Here are the gory details. Let $\varepsilon>0$. There is a $\delta>0$ such that if $|t_1-t_2|<\delta$ we have $$\big|\big|\mathbf\Phi\big(t_1,\mathbf f(t_1)\big)-\mathbf\Phi\big(t_2,f(t_2)\big)
\big|\big|<\varepsilon/3.$$ There is a $K$ such that for $k>K$ we have $1/n_k<\delta$ and such that for all $t\in[0,1]$, $$\big|\big|\mathbf\Phi\big(t,\mathbf f_{n_k}(t)\big)-\mathbf\Phi
\big(t,\mathbf f(t)\big)\big|\big|<\varepsilon/3.$$ Then, for $k>K$ and for $t$ such that $x_i<t<x_{i+1}$
\begin{align*}
\big|\big|\mathbf\Delta_{n_k}(t)\big|\big| &= \big|\big|\mathbf\Phi\big(x_i,\mathbf f_{n_k}(x_i)\big)-\mathbf\Phi\big(t,\mathbf f_{n_k}(t)\big|\big| \\
&\le\big|\big|\mathbf\Phi\big(x_i,\mathbf f_{n_k}(x_i)\big)-\mathbf\Phi\big(x_i,\mathbf f(x_i)\big)\big|\big| + \big|\big|\mathbf\Phi\big(x_i,\mathbf f(x_i)\big)-\mathbf\Phi\big(t,\mathbf f(t)
\big)\big|\big|\;+ \\
&\phantom{\le}\;\;\big|\big|\mathbf\Phi\big(t,\mathbf f(t)\big)-\mathbf\Phi\big(t,\mathbf f_{n_k}(t)\big)\big|\big| \\
&\le\varepsilon.
\end{align*}By the definition of $\mathbf f_n$, $\mathbf\Delta_n(t)=\mathbf f_n’(t)-\mathbf\Phi\bigl(t,\mathbf f_n(t)\bigr)$ for $x_i<t<t_{i+1}$, so \begin{equation}\label{7.26.1}\mathbf f_{n_k}(x)=\mathbf c+\int_0^x\mathbf\Phi
\bigl(t,\mathbf f_{n_k}(t)\bigr)+\mathbf\Delta_{n_k}(t).\end{equation} Since $\mathbf f_{n_k}(x)$ converges uniformly to $\mathbf f(x)$ on $[0,1]$, and $\mathbf\Phi\bigl(t,\mathbf f_{n_k}(t)
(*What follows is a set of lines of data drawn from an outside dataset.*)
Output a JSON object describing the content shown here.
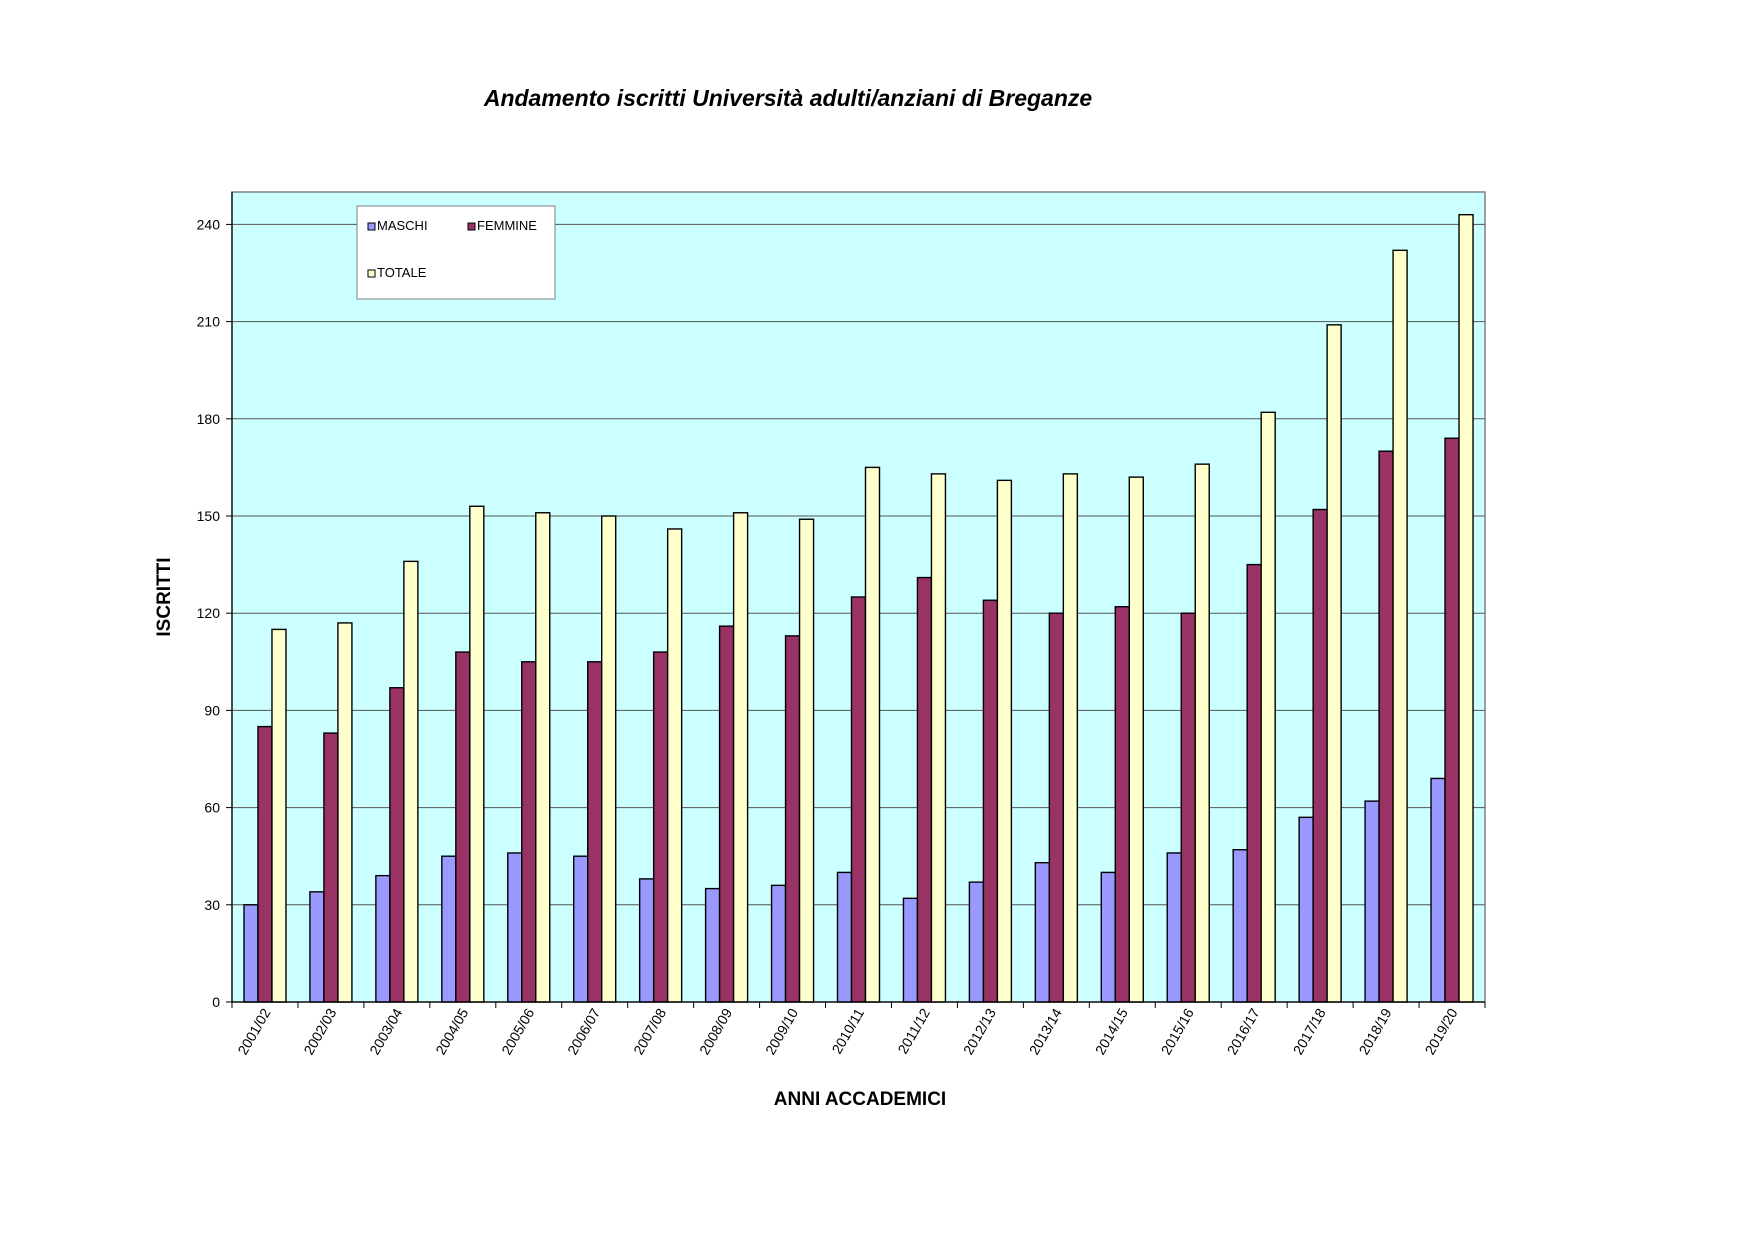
{
  "chart_data": {
    "type": "bar",
    "title": "Andamento iscritti Università adulti/anziani di Breganze",
    "xlabel": "ANNI ACCADEMICI",
    "ylabel": "ISCRITTI",
    "ylim": [
      0,
      250
    ],
    "yticks": [
      0,
      30,
      60,
      90,
      120,
      150,
      180,
      210,
      240
    ],
    "grid": true,
    "legend_position": "top-left",
    "plot_background": "#ccffff",
    "categories": [
      "2001/02",
      "2002/03",
      "2003/04",
      "2004/05",
      "2005/06",
      "2006/07",
      "2007/08",
      "2008/09",
      "2009/10",
      "2010/11",
      "2011/12",
      "2012/13",
      "2013/14",
      "2014/15",
      "2015/16",
      "2016/17",
      "2017/18",
      "2018/19",
      "2019/20"
    ],
    "series": [
      {
        "name": "MASCHI",
        "color": "#9999ff",
        "values": [
          30,
          34,
          39,
          45,
          46,
          45,
          38,
          35,
          36,
          40,
          32,
          37,
          43,
          40,
          46,
          47,
          57,
          62,
          69
        ]
      },
      {
        "name": "FEMMINE",
        "color": "#993366",
        "values": [
          85,
          83,
          97,
          108,
          105,
          105,
          108,
          116,
          113,
          125,
          131,
          124,
          120,
          122,
          120,
          135,
          152,
          170,
          174
        ]
      },
      {
        "name": "TOTALE",
        "color": "#ffffcc",
        "values": [
          115,
          117,
          136,
          153,
          151,
          150,
          146,
          151,
          149,
          165,
          163,
          161,
          163,
          162,
          166,
          182,
          209,
          232,
          243
        ]
      }
    ]
  }
}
\bigr)$ converges uniformly to $\mathbf\Phi\bigl(t,\mathbf f(t)\bigr)$ on $[0,1]$, and $\mathbf\Delta_{n_k}(t)$ converges uniformly to $\mathbf 0$ on $[0,1]$, letting $k\rightarrow\infty$ in \eqref{7.26.1}, by the extended version of Theorem 7.16 given in Exercise 17 we have $$\mathbf f(x)=\mathbf c+\int_0^x\mathbf\Phi\bigl(t,\mathbf f(t)\bigr)\,dt.$$ Hence $\mathbf f(0)=\mathbf c$, and by Theorem 6.20, $\mathbf f’(x)=\mathbf\Phi\bigl(x,\mathbf f(x)\bigr)$ for $0\le x\le 1$.